Earnings Scoreboard - Top class or just top line?

Renée Friedman, Global Head of Research
Horacio Coutino, Multi-asset Strategist
“These things just don't work out as intended. Think back when the Carter administration put credit controls in place to reduce costs. The impact was so severe, they were very swiftly rescinded within two months... for context, US consumers spend $6 trillion on their credit cards year, and outstanding US credit card balances are over $1.2 trillion. They grow about $80 billion a year. There's over $4 trillion in untapped capacity at risk. If you make these products unprofitable, that spending will be drastically reduced, and that's British understatement.”
— Jane Fraser, Citi Chair and CEO, on the company’s Q4 earnings call, on 14th January, 2026.
Who’s scoring highest and why
During the week of 12th January, 14 S&P 500 companies (including 2 Dow Jones Industrial Average components, JPMorgan Chase and Goldman Sachs) reported earnings.
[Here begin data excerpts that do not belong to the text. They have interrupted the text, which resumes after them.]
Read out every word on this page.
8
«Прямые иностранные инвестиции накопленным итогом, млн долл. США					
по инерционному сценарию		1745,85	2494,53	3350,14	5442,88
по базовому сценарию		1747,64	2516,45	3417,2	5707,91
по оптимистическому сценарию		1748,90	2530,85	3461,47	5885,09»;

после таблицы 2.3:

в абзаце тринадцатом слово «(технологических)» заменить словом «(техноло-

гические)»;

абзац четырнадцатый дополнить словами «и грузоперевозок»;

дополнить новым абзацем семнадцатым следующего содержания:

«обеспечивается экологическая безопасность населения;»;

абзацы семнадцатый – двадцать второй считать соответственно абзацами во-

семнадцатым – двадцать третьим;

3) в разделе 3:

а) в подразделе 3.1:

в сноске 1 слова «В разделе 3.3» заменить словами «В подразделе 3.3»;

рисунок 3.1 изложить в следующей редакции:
Despite these companies beating estimates, the market reaction was driven by the ‘great rotation’ trade where small caps’ momentum has benefited from the January effect - the year’s most active allocation window of the year – and driven Russell 2000’s return of 7.89% year-to-date.
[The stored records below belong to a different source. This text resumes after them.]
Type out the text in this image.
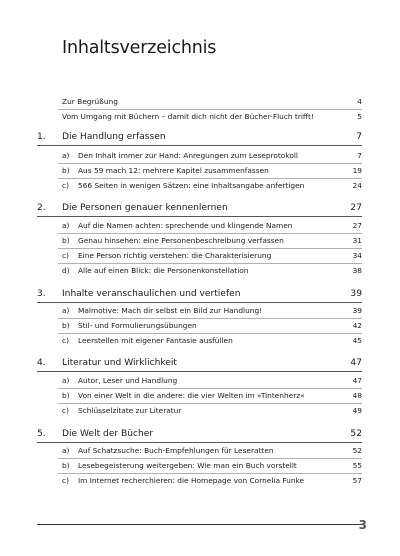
Inhaltsverzeichnis
Zur Begrüßung	4
Vom Umgang mit Büchern – damit dich nicht der Bücher-Fluch trifft!	5
1. Die Handlung erfassen	7
a) Den Inhalt immer zur Hand: Anregungen zum Leseprotokoll	7
b) Aus 59 mach 12: mehrere Kapitel zusammenfassen	19
c) 566 Seiten in wenigen Sätzen: eine Inhaltsangabe anfertigen	24
2. Die Personen genauer kennenlernen	27
a) Auf die Namen achten: sprechende und klingende Namen	27
b) Genau hinsehen: eine Personenbeschreibung verfassen	31
c) Eine Person richtig verstehen: die Charakterisierung	34
d) Alle auf einen Blick: die Personenkonstellation	38
3. Inhalte veranschaulichen und vertiefen	39
a) Malmotive: Mach dir selbst ein Bild zur Handlung!	39
b) Stil- und Formulierungsübungen	42
c) Leerstellen mit eigener Fantasie ausfüllen	45
4. Literatur und Wirklichkeit	47
a) Autor, Leser und Handlung	47
b) Von einer Welt in die andere: die vier Welten im »Tintenherz«	48
c) Schlüsselzitate zur Literatur	49
5. Die Welt der Bücher	52
a) Auf Schatzsuche: Buch-Empfehlungen für Leseratten	52
b) Lesebegeisterung weitergeben: Wie man ein Buch vorstellt	55
c) Im Internet recherchieren: die Homepage von Cornelia Funke	57
3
As of 16th January, 84.8% of the 33 S&P 500 companies that have reported so far beat earnings expectations, while 69.7% surpassed revenue forecasts, a strong beginning to this earnings season. According to FactSet, the blended Q4 earnings growth rate stands at 8.2% - compared to last week’s 8.2% and higher than the 8.3% projected at the end of the quarter on 31st December. It would mark the tenth consecutive quarter of positive earnings growth for the index. The S&P 500 last saw four straight quarters of double-digit earnings growth throughout 2021, from Q1 to Q4. Last week, while some Financials companies reported positive EPS surprises and Consumer Discretionary firms saw their EPS estimates revised upward, these gains were balanced out by lower EPS estimates for companies in the Energy and Health Care sectors.
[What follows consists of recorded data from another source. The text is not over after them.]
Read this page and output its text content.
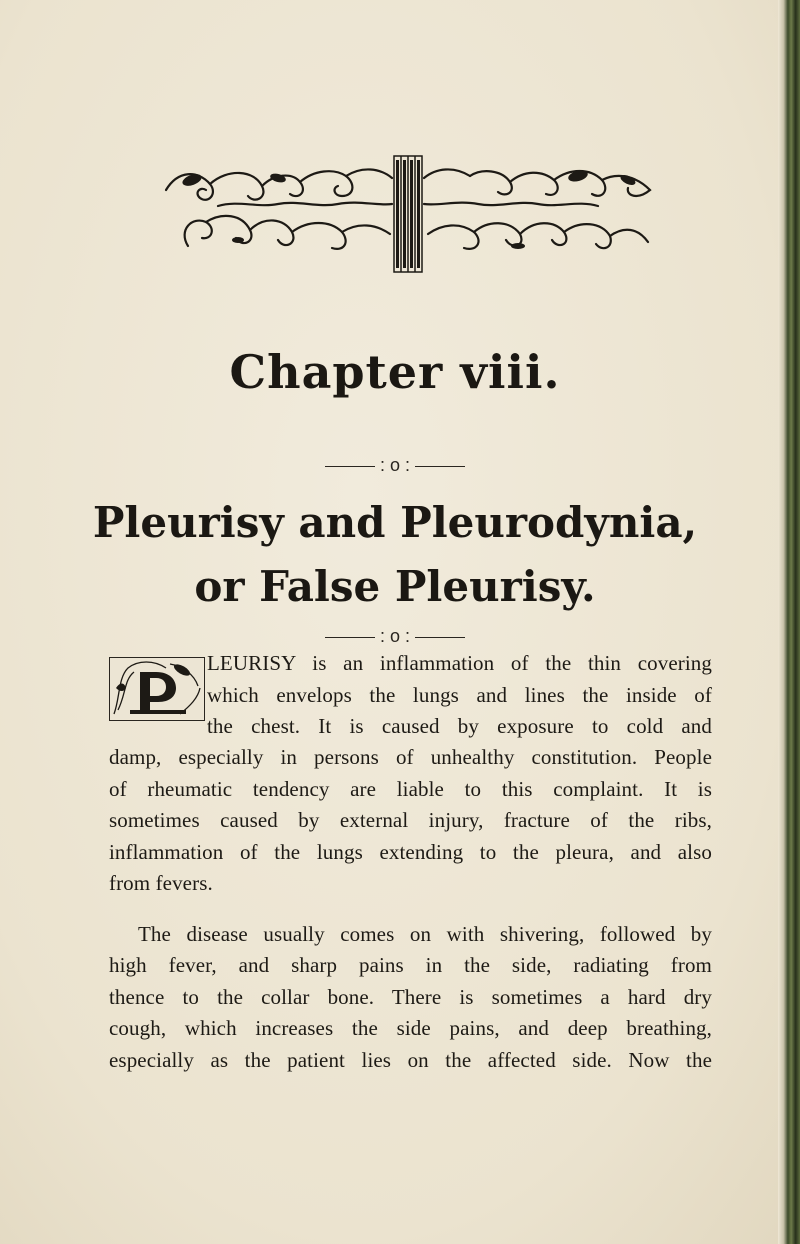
Chapter viii.
: o :
Pleurisy and Pleurodynia,
or False Pleurisy.
: o :
LEURISY is an inflammation of the thin covering
which envelops the lungs and lines the inside of
the chest. It is caused by exposure to cold and
damp, especially in persons of unhealthy constitution. People
of rheumatic tendency are liable to this complaint. It is
sometimes caused by external injury, fracture of the ribs,
inflammation of the lungs extending to the pleura, and also
from fevers.
The disease usually comes on with shivering, followed by
high fever, and sharp pains in the side, radiating from
thence to the collar bone. There is sometimes a hard dry
cough, which increases the side pains, and deep breathing,
especially as the patient lies on the affected side. Now the
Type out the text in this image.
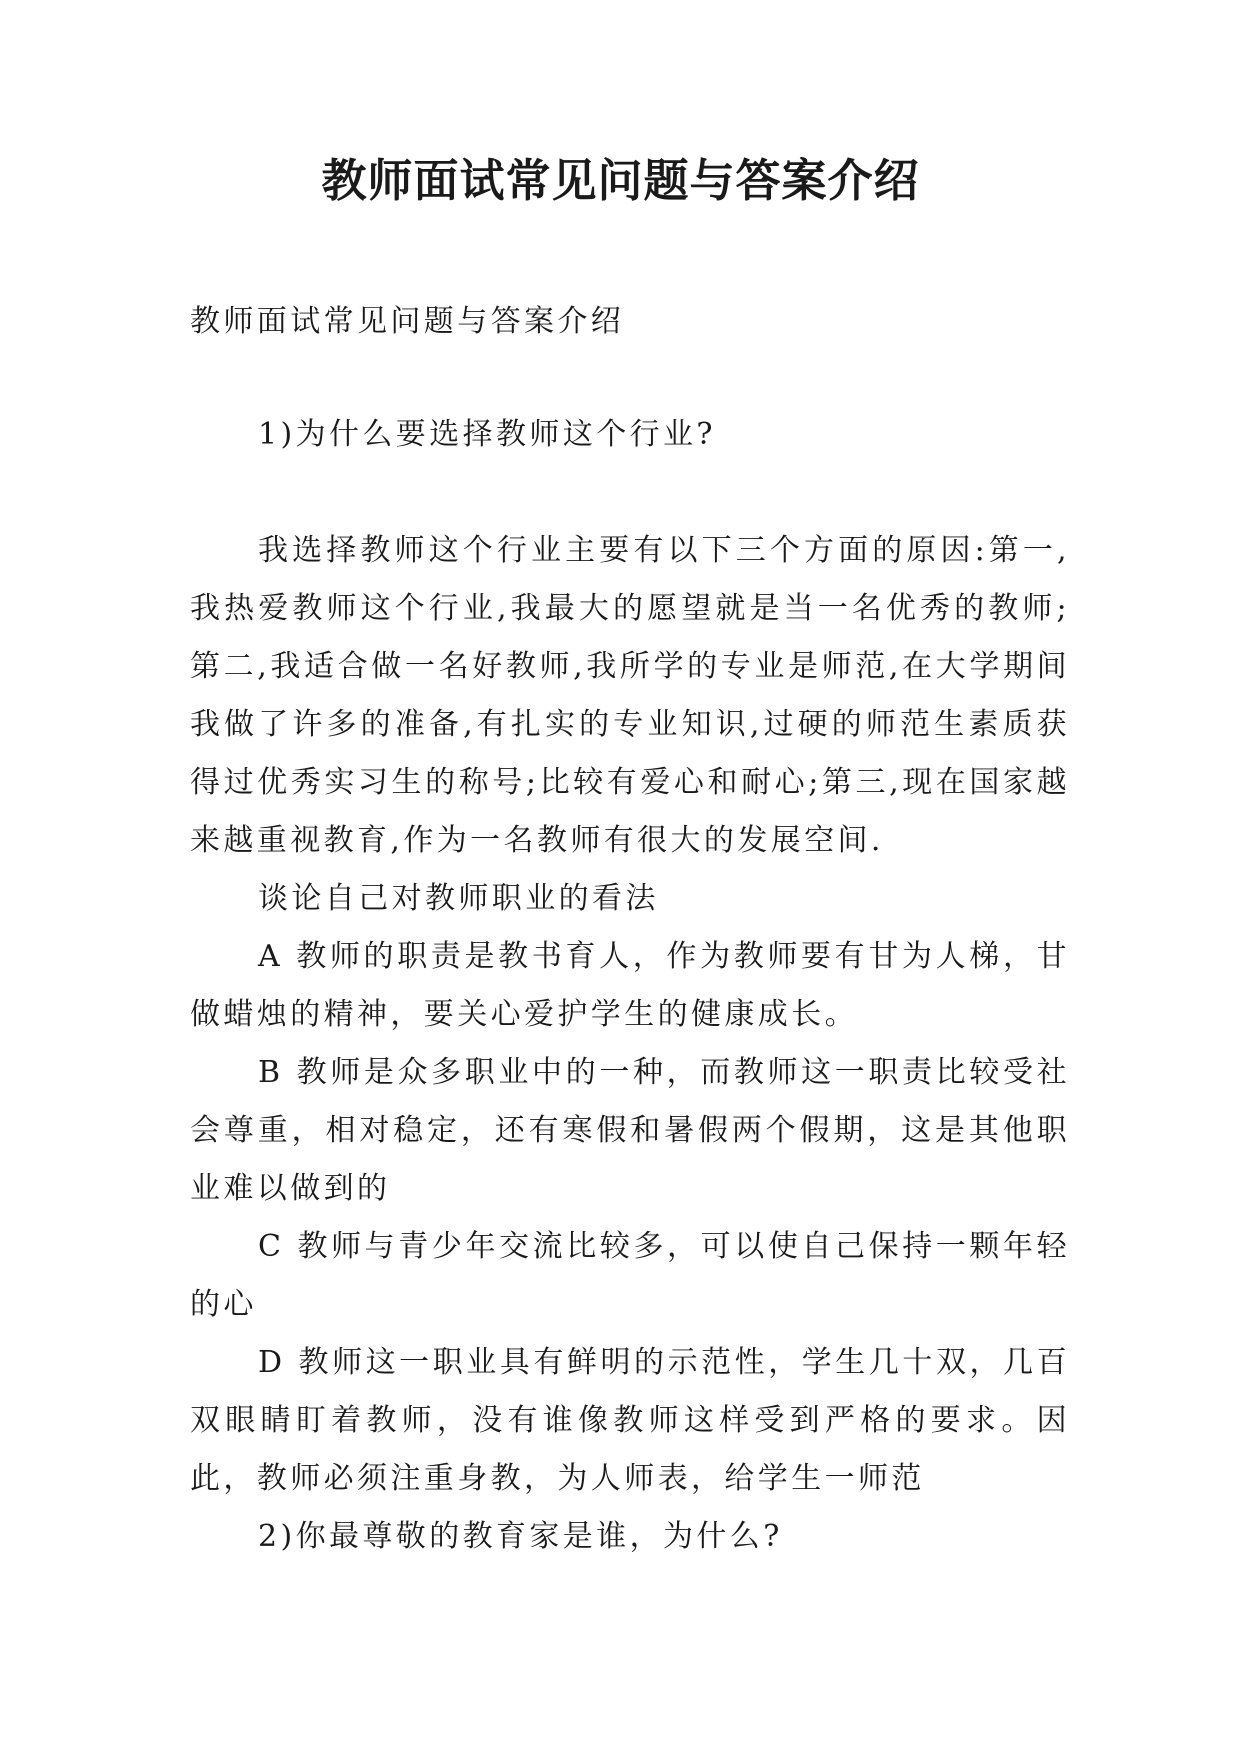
教师面试常见问题与答案介绍
教师面试常见问题与答案介绍

1)为什么要选择教师这个行业?

我选择教师这个行业主要有以下三个方面的原因:第一,我热爱教师这个行业,我最大的愿望就是当一名优秀的教师;第二,我适合做一名好教师,我所学的专业是师范,在大学期间我做了许多的准备,有扎实的专业知识,过硬的师范生素质获得过优秀实习生的称号;比较有爱心和耐心;第三,现在国家越来越重视教育,作为一名教师有很大的发展空间.

谈论自己对教师职业的看法

A 教师的职责是教书育人，作为教师要有甘为人梯，甘做蜡烛的精神，要关心爱护学生的健康成长。

B 教师是众多职业中的一种，而教师这一职责比较受社会尊重，相对稳定，还有寒假和暑假两个假期，这是其他职业难以做到的

C 教师与青少年交流比较多，可以使自己保持一颗年轻的心

D 教师这一职业具有鲜明的示范性，学生几十双，几百双眼睛盯着教师，没有谁像教师这样受到严格的要求。因此，教师必须注重身教，为人师表，给学生一师范

2)你最尊敬的教育家是谁，为什么?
The S&P 500 surprise factor is currently at 5.8%, lower than the average of 7.4% seen over the past four quarters and below the five-year average of 7.7%. Within sectors, Information Technology leads with a 20.6% positive earnings surprise, while Financials has beaten estimates by 0.5%. Since the end of Q4, Consumer Discretionary has experienced the most significant improvement in earnings growth among all 11 sectors, shifting from a projected decrease of 3.6% as of 31st December, to a decrease of 2.9% today.